Sim, e por outro lado“: essa parece ser a dialética na qual Marx se baseia para analisar o desenvolvimento das forças produtivas sob o capitalismo. Se por um lado as forças produtivas viveram se revolucionando (“tudo o que era sólido e estável é destruído; tudo o que era sagrado é profanado“), suas consequências sobre o homem e a natureza (como “fontes de riqueza“), sempre apontaram no sentido de prejudicá-las. Voltaremos a isso.

O desenvolvimento das forças produtivas durante o último século parece ter levado essa tendência a um novo ponto. Um ponto que não é a apreciação estagnacionista de que as forças produtivas teriam parado de se desenvolver; mas nem a abordagem positivista de que o capitalismo se desenvolveria sem contradições. Pelo contrário, estamos enfrentando um simultâneo desenvolvimento de forças produtivas e destrutivas.

O conceito das forças produtivas

Muito tem sido escrito em torno do conceito de forças produtivas. Em Marx, esse conceito aparece associado à noção de “forças produtivas do trabalho social”, que se resumem na capacidade de criar uma quantidade crescente de riqueza com menos trabalho. As forças produtivas, portanto, referem-se a três níveis que podem ser vistos juntos, mas permitem uma avaliação autônoma: os meios de produção, o homem e a natureza.
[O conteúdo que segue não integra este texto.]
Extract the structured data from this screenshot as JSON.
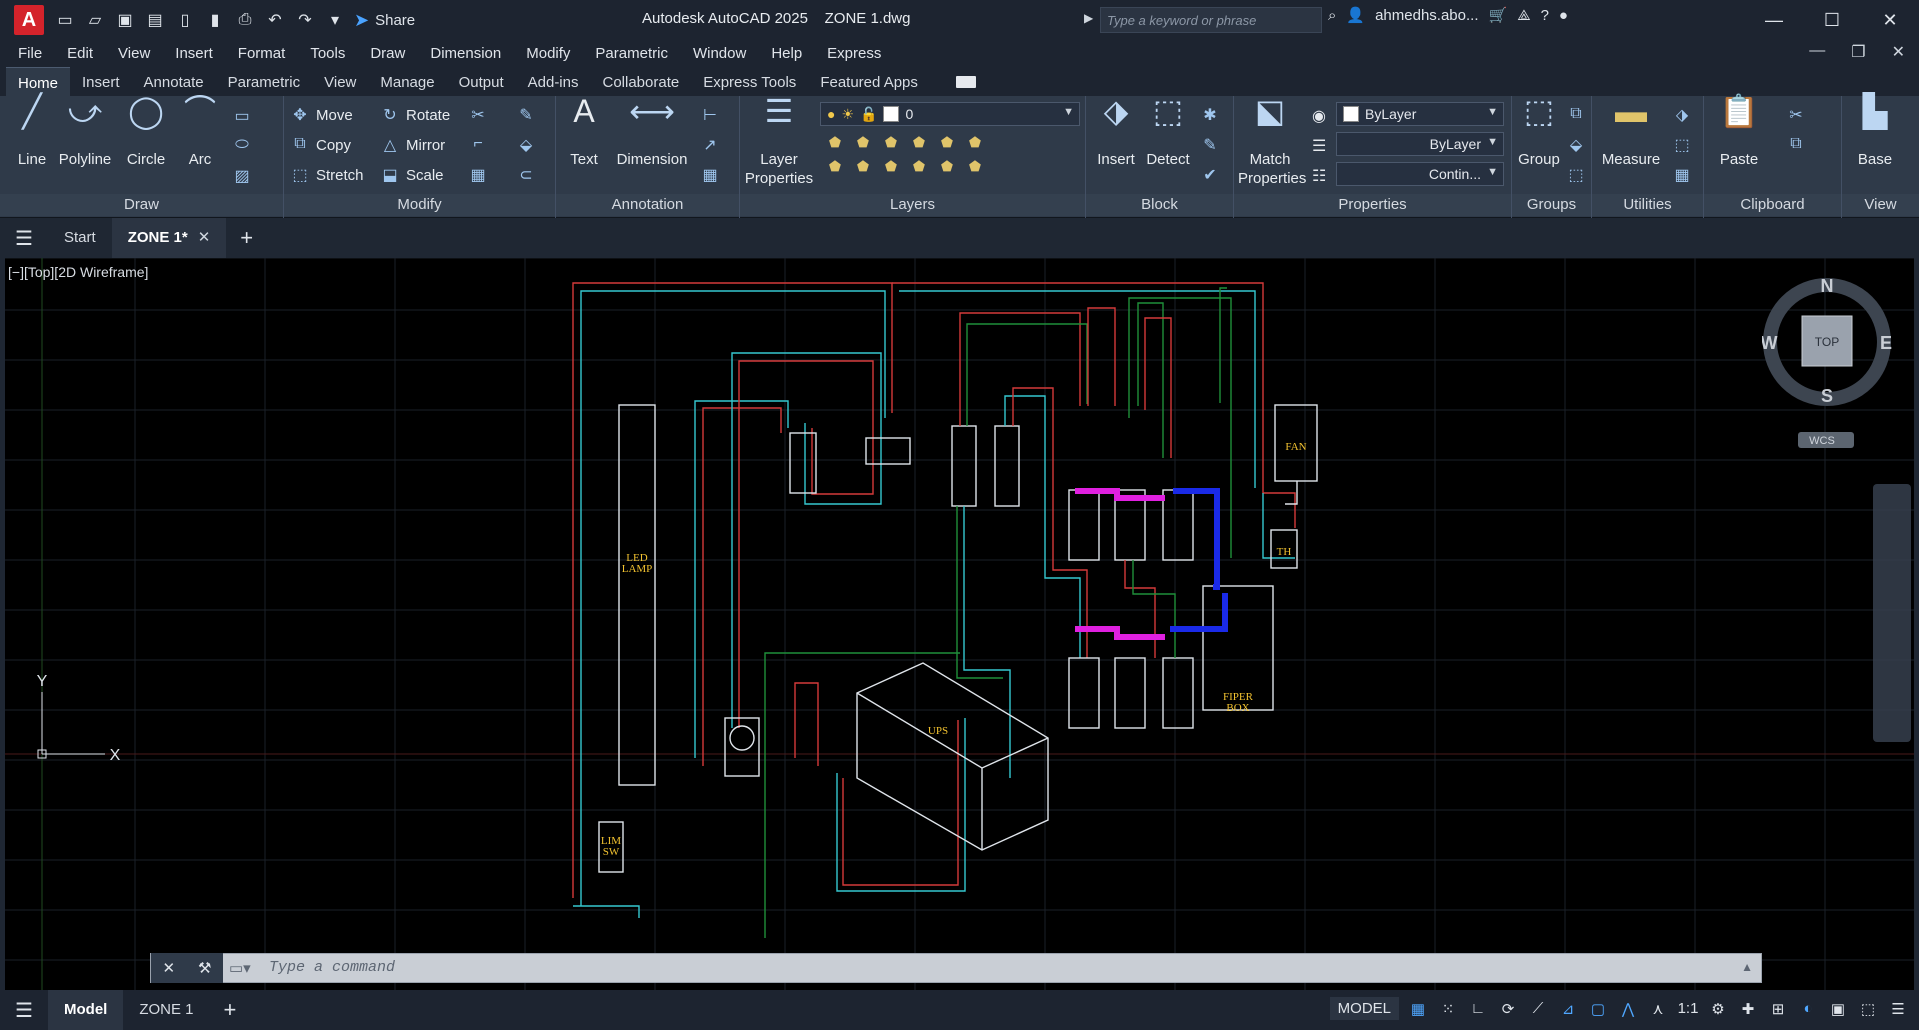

Seguindo o esquema do primeiro volume de O Capital, primeiro temos a “mágia” que emerge do trabalho associado, da cooperação, da divisão do trabalho, elementos que em si permitem um salto na produtividade do trabalho: “(… ) A soma das forças mecânicas de cada trabalhador individual, considerada separadamente, será diferente da potência de força associada, que resultará da colaboração simultânea de muitos braços na mesma operação indivisível. A eficácia alcançada pelo trabalho combinado não seria alcançada por esforço isolado, ou levaria mais tempo para se alcançar, ou seria alcançada apenas em uma escala mínima” (Idem, p. 131) [1].
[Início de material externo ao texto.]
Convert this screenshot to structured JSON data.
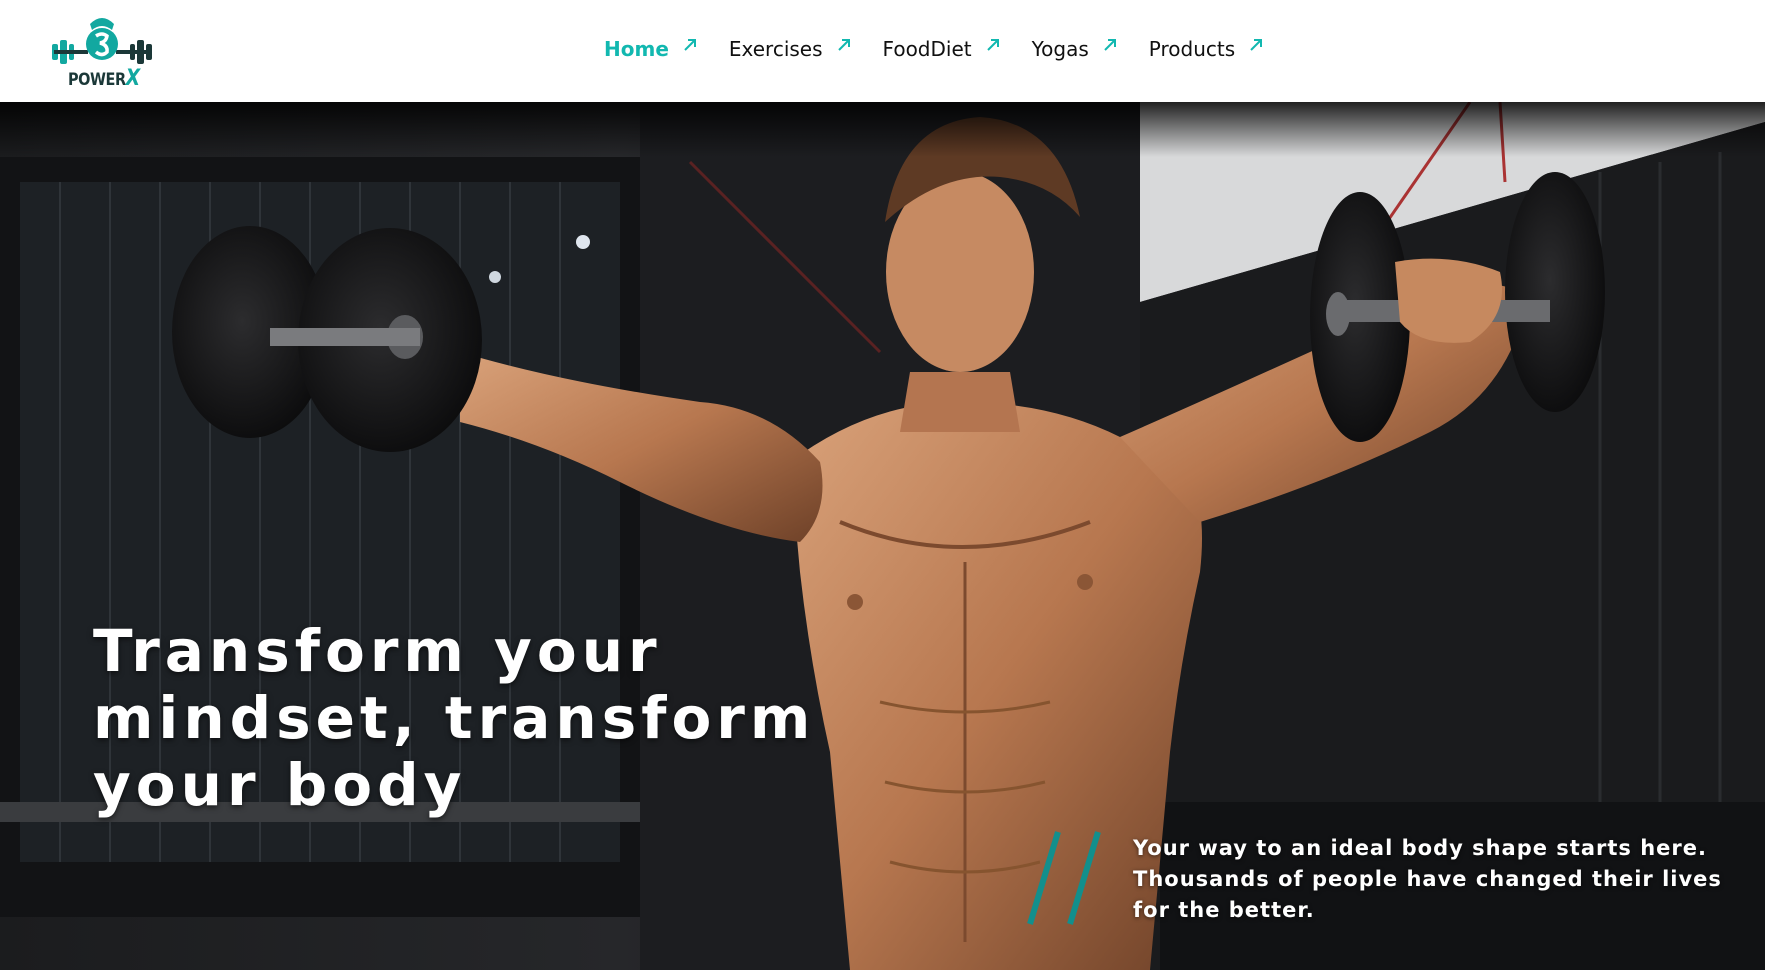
{
  "logo": {
    "brand_main": "POWER",
    "brand_accent": "X",
    "icon": "kettlebell-barbell-logo-icon"
  },
  "nav": {
    "items": [
      {
        "label": "Home",
        "active": true,
        "icon": "arrow-up-right-icon"
      },
      {
        "label": "Exercises",
        "active": false,
        "icon": "arrow-up-right-icon"
      },
      {
        "label": "FoodDiet",
        "active": false,
        "icon": "arrow-up-right-icon"
      },
      {
        "label": "Yogas",
        "active": false,
        "icon": "arrow-up-right-icon"
      },
      {
        "label": "Products",
        "active": false,
        "icon": "arrow-up-right-icon"
      }
    ]
  },
  "hero": {
    "title": "Transform your mindset, transform your body",
    "subtitle": "Your way to an ideal body shape starts here. Thousands of people have changed their lives for the better.",
    "image": "man-lifting-dumbbells-photo"
  },
  "colors": {
    "accent": "#12b8b0",
    "logo_dark": "#1b3838",
    "nav_text": "#111111",
    "hero_text": "#ffffff"
  }
}
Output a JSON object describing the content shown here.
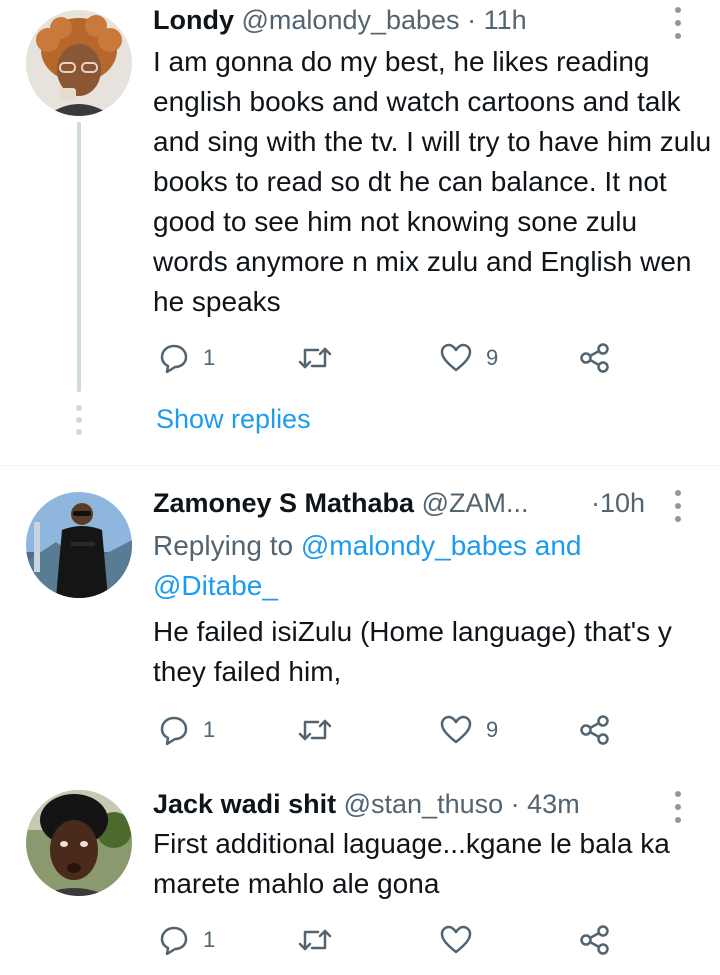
{
  "tweets": [
    {
      "name": "Londy",
      "handle": "@malondy_babes",
      "dot": "·",
      "time": "11h",
      "text": "I am gonna do my best, he likes reading english books and watch cartoons and talk and sing with the tv. I will try to have him zulu books to read so dt he can balance. It not good to see him not knowing sone zulu words anymore n mix zulu and English wen he speaks",
      "replies": "1",
      "retweets": "",
      "likes": "9",
      "show_replies": "Show replies"
    },
    {
      "name": "Zamoney S Mathaba",
      "handle": "@ZAM...",
      "dot": "·",
      "time": "10h",
      "replying_prefix": "Replying to",
      "replying_to_1": "@malondy_babes",
      "replying_and": "and",
      "replying_to_2": "@Ditabe_",
      "text": "He failed isiZulu (Home language) that's y they failed him,",
      "replies": "1",
      "retweets": "",
      "likes": "9"
    },
    {
      "name": "Jack wadi shit",
      "handle": "@stan_thuso",
      "dot": "·",
      "time": "43m",
      "text": "First additional laguage...kgane le bala ka marete mahlo ale gona",
      "replies": "1",
      "retweets": "",
      "likes": ""
    }
  ],
  "icons": {
    "reply": "reply-icon",
    "retweet": "retweet-icon",
    "like": "heart-icon",
    "share": "share-icon",
    "more": "more-options-icon"
  },
  "colors": {
    "accent": "#1d9bf0",
    "secondary_text": "#536471",
    "thread_line": "#cfd9de"
  }
}
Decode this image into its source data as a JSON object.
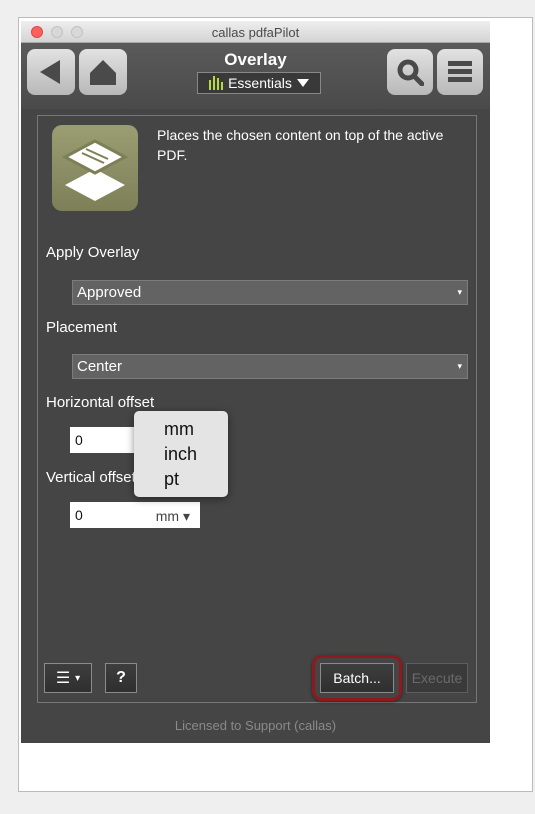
{
  "window": {
    "title": "callas pdfaPilot"
  },
  "toolbar": {
    "back_icon": "back-icon",
    "home_icon": "home-icon",
    "search_icon": "search-icon",
    "menu_icon": "menu-icon",
    "panel_title": "Overlay",
    "profile_selector": "Essentials"
  },
  "description": "Places the chosen content on top of the active PDF.",
  "form": {
    "apply_overlay": {
      "label": "Apply Overlay",
      "value": "Approved"
    },
    "placement": {
      "label": "Placement",
      "value": "Center"
    },
    "horizontal_offset": {
      "label": "Horizontal offset",
      "value": "0",
      "unit": "mm"
    },
    "vertical_offset": {
      "label": "Vertical offset",
      "value": "0",
      "unit": "mm"
    }
  },
  "unit_menu": {
    "options": [
      "mm",
      "inch",
      "pt"
    ]
  },
  "bottom_bar": {
    "options_symbol": "☰",
    "help_label": "?",
    "batch_label": "Batch...",
    "execute_label": "Execute"
  },
  "footer": "Licensed to Support (callas)",
  "colors": {
    "panel_bg": "#454545",
    "highlight": "#8e1a20",
    "close": "#fc605c"
  }
}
A isto deve-se acrescentar o salto qualitativo que significa a constante revolução dos meios de produção: a fusão de forças humanas e naturais que significa o maquinismo. O aumento da produtividade é alcançado devido ao desenvolvimento dos instrumentos que mediam a relação entre homem e natureza. Nas geniais palavras de Marx: “A exploração mecânica atinge seu desenvolvimento mais completo ao receber, como um sistema articulado de máquinas de trabalho, um movimento através de uma máquina de transmissão, procedente de um autômato central. Assim, somos apresentados, em vez da máquina simples, um monstro mecânico cujo corpo preenche prédios inteiros e cuja força demoníaca, dissimulada primeiro pelo pausado compasso de seus membros gigantescos, se decompõe em uma dança desenfreada e febril que executam seus inumeráveis órgãos de trabalho, propriamente ditos” (Idem, p. 148).
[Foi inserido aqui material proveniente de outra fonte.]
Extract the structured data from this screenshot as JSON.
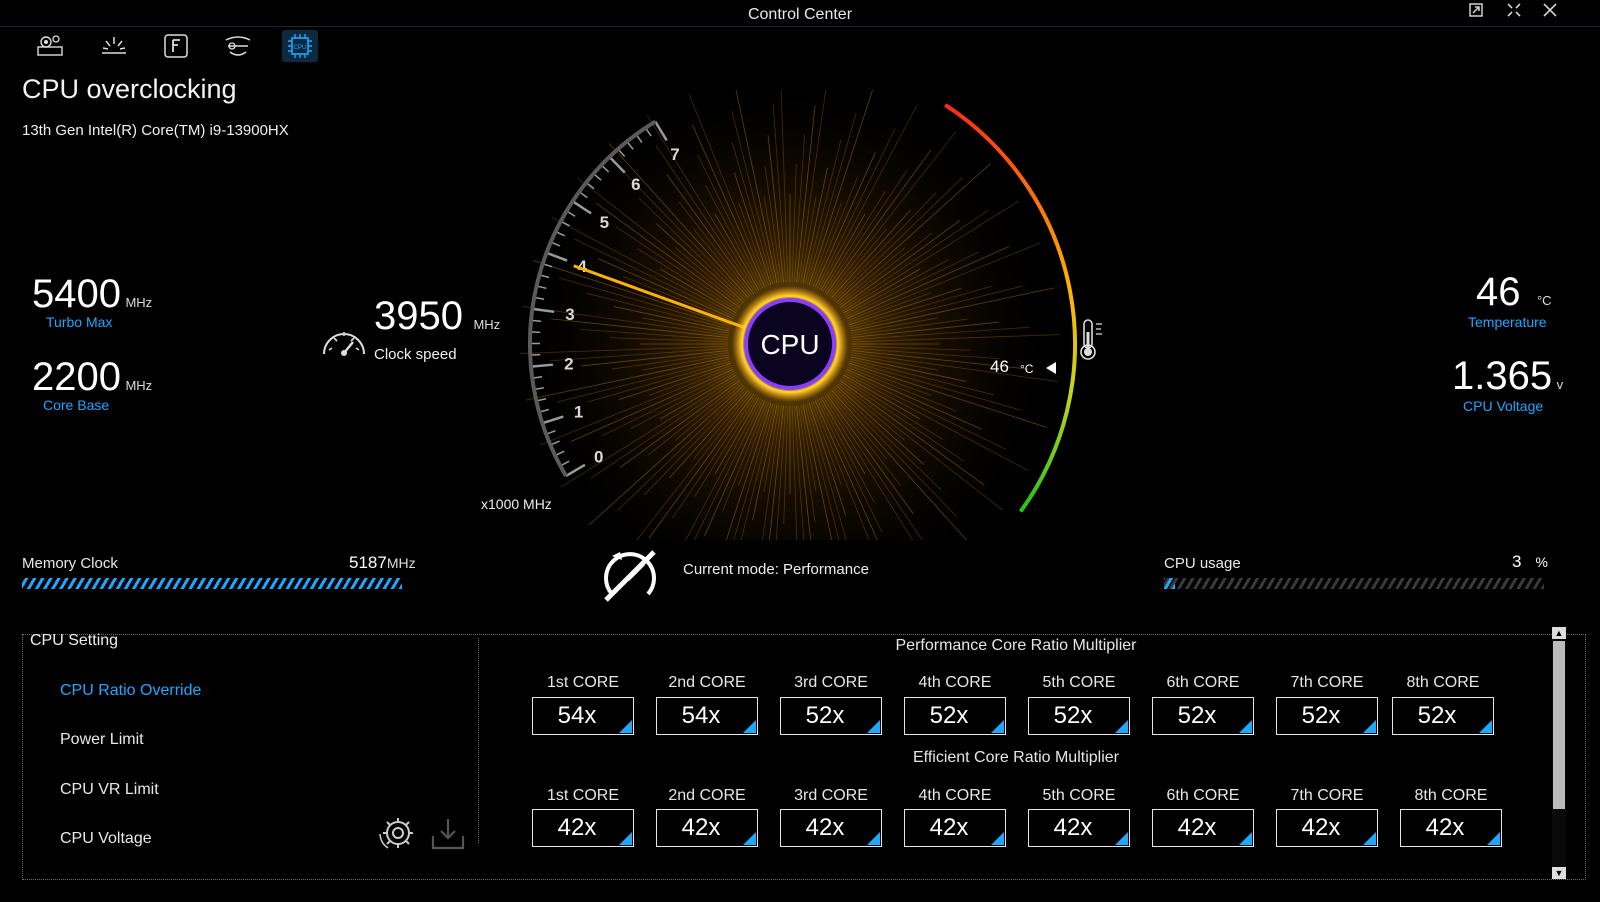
{
  "window": {
    "title": "Control Center"
  },
  "nav": {
    "icons": [
      "system-settings-icon",
      "brightness-icon",
      "function-key-icon",
      "fan-icon",
      "cpu-chip-icon"
    ],
    "active": "cpu-chip-icon"
  },
  "page": {
    "title": "CPU overclocking",
    "cpu_model": "13th Gen Intel(R) Core(TM) i9-13900HX"
  },
  "left_stats": {
    "turbo_max": {
      "value": "5400",
      "unit": "MHz",
      "label": "Turbo Max"
    },
    "core_base": {
      "value": "2200",
      "unit": "MHz",
      "label": "Core Base"
    }
  },
  "gauge": {
    "clock_value": "3950",
    "clock_unit": "MHz",
    "clock_label": "Clock speed",
    "center_label": "CPU",
    "scale_ticks": [
      "0",
      "1",
      "2",
      "3",
      "4",
      "5",
      "6",
      "7"
    ],
    "scale_unit": "x1000 MHz",
    "needle_value": 3.95,
    "temp_value": "46",
    "temp_unit": "°C"
  },
  "right_stats": {
    "temperature": {
      "value": "46",
      "unit": "°C",
      "label": "Temperature"
    },
    "voltage": {
      "value": "1.365",
      "unit": "v",
      "label": "CPU Voltage"
    }
  },
  "memory": {
    "label": "Memory Clock",
    "value": "5187",
    "unit": "MHz",
    "fill": 1.0
  },
  "mode": {
    "text": "Current mode: Performance"
  },
  "usage": {
    "label": "CPU usage",
    "value": "3",
    "unit": "%",
    "fill": 0.03
  },
  "settings": {
    "heading": "CPU Setting",
    "items": [
      "CPU Ratio Override",
      "Power Limit",
      "CPU VR Limit",
      "CPU Voltage"
    ],
    "active_index": 0
  },
  "performance": {
    "heading": "Performance Core Ratio Multiplier",
    "cores": [
      {
        "label": "1st CORE",
        "value": "54x"
      },
      {
        "label": "2nd CORE",
        "value": "54x"
      },
      {
        "label": "3rd CORE",
        "value": "52x"
      },
      {
        "label": "4th CORE",
        "value": "52x"
      },
      {
        "label": "5th CORE",
        "value": "52x"
      },
      {
        "label": "6th CORE",
        "value": "52x"
      },
      {
        "label": "7th CORE",
        "value": "52x"
      },
      {
        "label": "8th CORE",
        "value": "52x"
      }
    ]
  },
  "efficient": {
    "heading": "Efficient Core Ratio Multiplier",
    "cores": [
      {
        "label": "1st CORE",
        "value": "42x"
      },
      {
        "label": "2nd CORE",
        "value": "42x"
      },
      {
        "label": "3rd CORE",
        "value": "42x"
      },
      {
        "label": "4th CORE",
        "value": "42x"
      },
      {
        "label": "5th CORE",
        "value": "42x"
      },
      {
        "label": "6th CORE",
        "value": "42x"
      },
      {
        "label": "7th CORE",
        "value": "42x"
      },
      {
        "label": "8th CORE",
        "value": "42x"
      }
    ]
  },
  "colors": {
    "accent": "#1fa6ff",
    "gauge_glow": "#ffb300",
    "temp_red": "#ff2a1a",
    "temp_green": "#22c41a"
  }
}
Então temos um segundo aspecto que, ainda que abordado unilateralmente, preocupou muitos marxistas durante o século passado: o desenvolvimento da força de trabalho: sua qualificação, a educação dos trabalhadores e da sociedade, as condições de emprego e de vida, a satisfação de suas necessidades: “O social e o político intervêm na abstração aparente do primeiro livro. A determinação do valor da força de trabalho por tempo de trabalho socialmente necessário para sua reprodução, (…) encaminha (…) a ‘um elemento moral e histórico’: ao tumulto das relações de forças, das lutas cotidianas, do lento movimento de organização de associações e sindicatos, que determinam socialmente tal necessidade.” (Bensaïd, p. 18) [2]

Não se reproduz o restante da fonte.